A slow marine screamed as a French pike spitted
him to the bulwark, Joe Packer instantly bringing a cutlass down hard on the neck of the French sailor wielding it, who died before his head rolled across the deck like a spent cannon ball.
Another face appeared through the mist and smoke, wildly waving a useless musket. Vizzard sidestepped, kicked at the man’s legs slashing his bloody blade across the startled face as it disappeared from his sight.
But the resistance was fierce and although Jack caught glimpses of the French captain bellowing from his quarterdeck, he and his marines were not making progress. The attack was faltering. Another of his marines fell to a dagger thrust from a short, wiry man, who also died when Michael O’Farrell, with a roaring Gaelic curse, skewered the man through the throat with his bayonet.

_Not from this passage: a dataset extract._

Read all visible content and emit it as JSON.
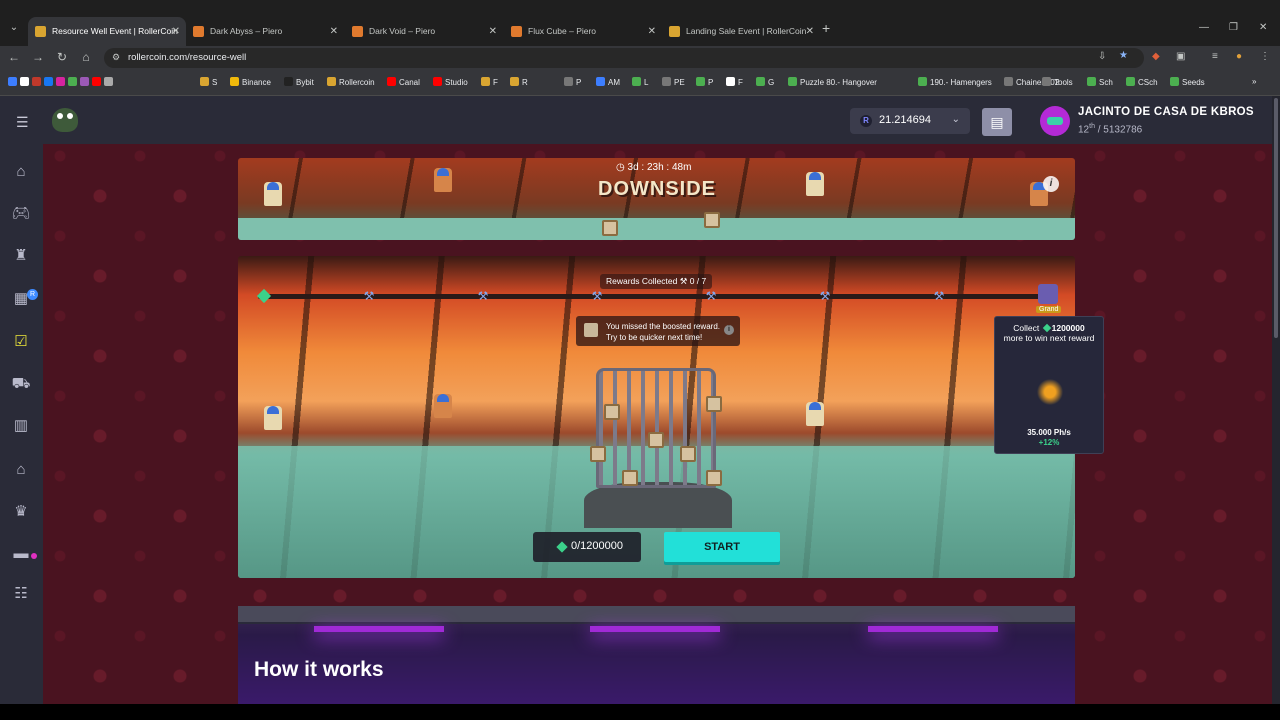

‘Joe, this will not do,’ Jack shouted, ‘it’s time for us to leave. Get them back – now.’ He slashed again at a young French petty officer who displayed more courage than many and who was exhorting his men to attack harder. The man was able to leap sideways and avoid the blade as Jack held him at bay. Through the din and smoke he heard Joe Packer shouting and realised that he was in danger of being left behind. A step backwards and he raised his free arm. Instantly a volley of fire sprayed the French fo’c’sle, spinning the petty officer around in a final dance of death and Jack seized the moment to run, slipping on blood, which probably saved him as the wind of a ball brushed his neck. He made the larboard cathead of Venguer leaping the crevasse between the two protagonists and land in a tumble at the feet of Joe Packer.
‘Is that what you call an orderly withdrawal, sir?’ He grinned as Jack rose to his feet.
‘Is that what you call providing your commanding officer with support, Sergeant Packer?’ He returned the grin and grasped the NCO’s arm. ‘Let’s get the men organised and provide the bastards with some disciplined fire.’